Он пошел дальше, к подвалу, в котором разместился его взвод. Над развалинами желтел слабый отблеск вечерней зари. Неподалеку от церкви лежали мертвецы. В талом снегу нашли еще трех, давнишних, убитых в октябре. Они размякли и уже почти смешались с землей. Рядом с ними лежали те, что умерли только сегодня после полудня, в церкви. Эти были бледные, враждебные, чужие, они еще не покорились.

4

Они проснулась. Подвал вздрагивал. В ушах стоял звон. Отовсюду валился мусор. За селом неистовствовали зенитки.

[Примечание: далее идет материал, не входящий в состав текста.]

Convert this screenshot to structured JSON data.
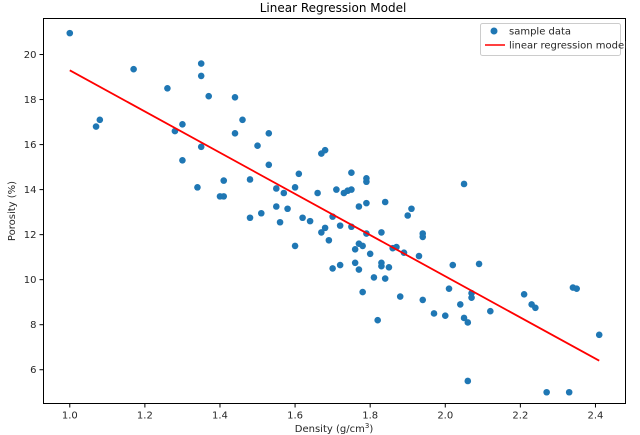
{
  "chart_data": {
    "type": "scatter",
    "title": "Linear Regression Model",
    "xlabel": "Density (g/cm",
    "xlabel_sup": "3",
    "xlabel_suffix": ")",
    "ylabel": "Porosity (%)",
    "xlim": [
      0.93,
      2.48
    ],
    "ylim": [
      4.5,
      21.6
    ],
    "xticks": [
      1.0,
      1.2,
      1.4,
      1.6,
      1.8,
      2.0,
      2.2,
      2.4
    ],
    "xtick_labels": [
      "1.0",
      "1.2",
      "1.4",
      "1.6",
      "1.8",
      "2.0",
      "2.2",
      "2.4"
    ],
    "yticks": [
      6,
      8,
      10,
      12,
      14,
      16,
      18,
      20
    ],
    "ytick_labels": [
      "6",
      "8",
      "10",
      "12",
      "14",
      "16",
      "18",
      "20"
    ],
    "legend_position": "top-right",
    "series": [
      {
        "name": "sample data",
        "kind": "scatter",
        "color": "#1f77b4",
        "points": [
          [
            1.0,
            20.95
          ],
          [
            1.07,
            16.8
          ],
          [
            1.08,
            17.1
          ],
          [
            1.17,
            19.35
          ],
          [
            1.26,
            18.5
          ],
          [
            1.28,
            16.6
          ],
          [
            1.3,
            16.9
          ],
          [
            1.3,
            15.3
          ],
          [
            1.34,
            14.1
          ],
          [
            1.35,
            15.9
          ],
          [
            1.35,
            19.6
          ],
          [
            1.35,
            19.05
          ],
          [
            1.37,
            18.15
          ],
          [
            1.4,
            13.7
          ],
          [
            1.41,
            13.7
          ],
          [
            1.41,
            14.4
          ],
          [
            1.44,
            16.5
          ],
          [
            1.44,
            18.1
          ],
          [
            1.46,
            17.1
          ],
          [
            1.48,
            14.45
          ],
          [
            1.48,
            12.75
          ],
          [
            1.5,
            15.95
          ],
          [
            1.51,
            12.95
          ],
          [
            1.53,
            15.1
          ],
          [
            1.53,
            16.5
          ],
          [
            1.55,
            13.25
          ],
          [
            1.55,
            14.05
          ],
          [
            1.56,
            12.55
          ],
          [
            1.57,
            13.85
          ],
          [
            1.58,
            13.15
          ],
          [
            1.6,
            14.1
          ],
          [
            1.6,
            11.5
          ],
          [
            1.61,
            14.7
          ],
          [
            1.62,
            12.75
          ],
          [
            1.64,
            12.6
          ],
          [
            1.66,
            13.85
          ],
          [
            1.67,
            15.6
          ],
          [
            1.67,
            12.1
          ],
          [
            1.68,
            12.3
          ],
          [
            1.68,
            15.75
          ],
          [
            1.69,
            11.75
          ],
          [
            1.7,
            10.5
          ],
          [
            1.7,
            12.8
          ],
          [
            1.71,
            14.0
          ],
          [
            1.72,
            10.65
          ],
          [
            1.72,
            12.4
          ],
          [
            1.73,
            13.85
          ],
          [
            1.74,
            13.95
          ],
          [
            1.75,
            14.75
          ],
          [
            1.75,
            14.0
          ],
          [
            1.75,
            12.35
          ],
          [
            1.76,
            11.35
          ],
          [
            1.76,
            10.75
          ],
          [
            1.77,
            13.25
          ],
          [
            1.77,
            11.6
          ],
          [
            1.77,
            10.45
          ],
          [
            1.78,
            11.5
          ],
          [
            1.78,
            9.45
          ],
          [
            1.79,
            12.05
          ],
          [
            1.79,
            13.4
          ],
          [
            1.79,
            14.35
          ],
          [
            1.79,
            14.5
          ],
          [
            1.8,
            11.15
          ],
          [
            1.81,
            10.1
          ],
          [
            1.82,
            8.2
          ],
          [
            1.83,
            12.1
          ],
          [
            1.83,
            10.75
          ],
          [
            1.83,
            10.6
          ],
          [
            1.84,
            10.05
          ],
          [
            1.84,
            13.45
          ],
          [
            1.85,
            10.55
          ],
          [
            1.86,
            11.4
          ],
          [
            1.87,
            11.45
          ],
          [
            1.88,
            9.25
          ],
          [
            1.89,
            11.2
          ],
          [
            1.9,
            12.85
          ],
          [
            1.91,
            13.15
          ],
          [
            1.93,
            11.05
          ],
          [
            1.94,
            12.05
          ],
          [
            1.94,
            11.9
          ],
          [
            1.94,
            9.1
          ],
          [
            1.97,
            8.5
          ],
          [
            2.0,
            8.4
          ],
          [
            2.01,
            9.6
          ],
          [
            2.02,
            10.65
          ],
          [
            2.04,
            8.9
          ],
          [
            2.05,
            8.3
          ],
          [
            2.05,
            14.25
          ],
          [
            2.06,
            8.1
          ],
          [
            2.06,
            5.5
          ],
          [
            2.07,
            9.2
          ],
          [
            2.07,
            9.4
          ],
          [
            2.09,
            10.7
          ],
          [
            2.12,
            8.6
          ],
          [
            2.21,
            9.35
          ],
          [
            2.23,
            8.9
          ],
          [
            2.24,
            8.75
          ],
          [
            2.27,
            5.0
          ],
          [
            2.33,
            5.0
          ],
          [
            2.34,
            9.65
          ],
          [
            2.35,
            9.6
          ],
          [
            2.41,
            7.55
          ]
        ]
      },
      {
        "name": "linear regression model",
        "kind": "line",
        "color": "#ff0000",
        "points": [
          [
            1.0,
            19.3
          ],
          [
            2.41,
            6.4
          ]
        ]
      }
    ]
  }
}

— Вылезай скорее! — крикнул кто-то из недавно прибывшего пополнения.

— Тише! Не зажигать огня!

— Вылазь из крысоловки!

— Болван! А куда? Тише! Какого дьявола! Новобранцы вы, что ли?

Глухим ударом снова тряхнуло подвал. Что-то обвалилось во мраке. С грохотом и звоном посыпались кирпичи, мусор, доски. Через пробоину в потолке видны были вспышки тусклых молний.

— Тут людей засыпало!

— Тише! Только часть стены обвалилась!

— Вылезай, пока не придушило!

На бледном фоне входа замелькали фигуры.

— Идиоты! — ругался кто-то. — Сидите уж! Тут хоть осколков нет!

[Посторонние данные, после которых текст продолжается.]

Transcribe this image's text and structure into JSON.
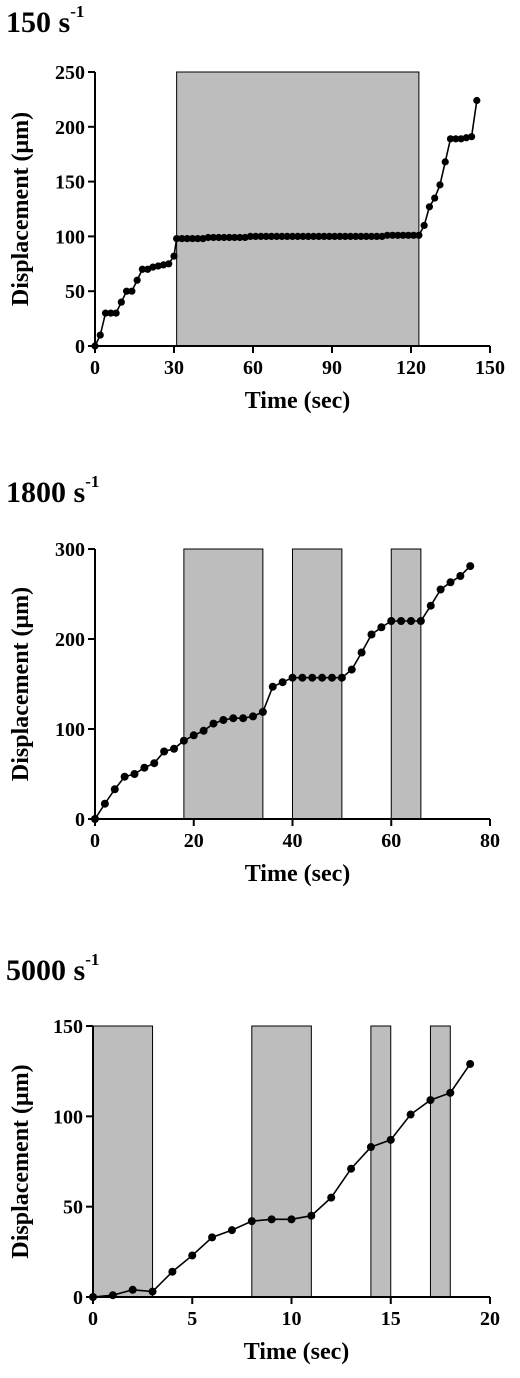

Но многие и не думали об осколках. Они не надеялись на этот необорудованный подвал и были правы; впрочем, так же, как и те, кто решил остаться в нем. Все — дело случая; могло засыпать, могло и убить осколком.

Люди ждали, притаив дыхание; под ложечкой сосало: они ждали следующего попадания. Вот сейчас… Но его не было. Вместо этого они услышали несколько взрывов уже гораздо более отдаленных, быстро следовавших один за другим.

— Черт! — бранился кто-то, — где же наши истребители?

— Над Англией.

— Молчать! — крикнул Мюкке.

— Над Сталинградом! — сказал Иммерман.

— Молчать!

В перерывах между, лаем зениток вдруг донесся шум моторов.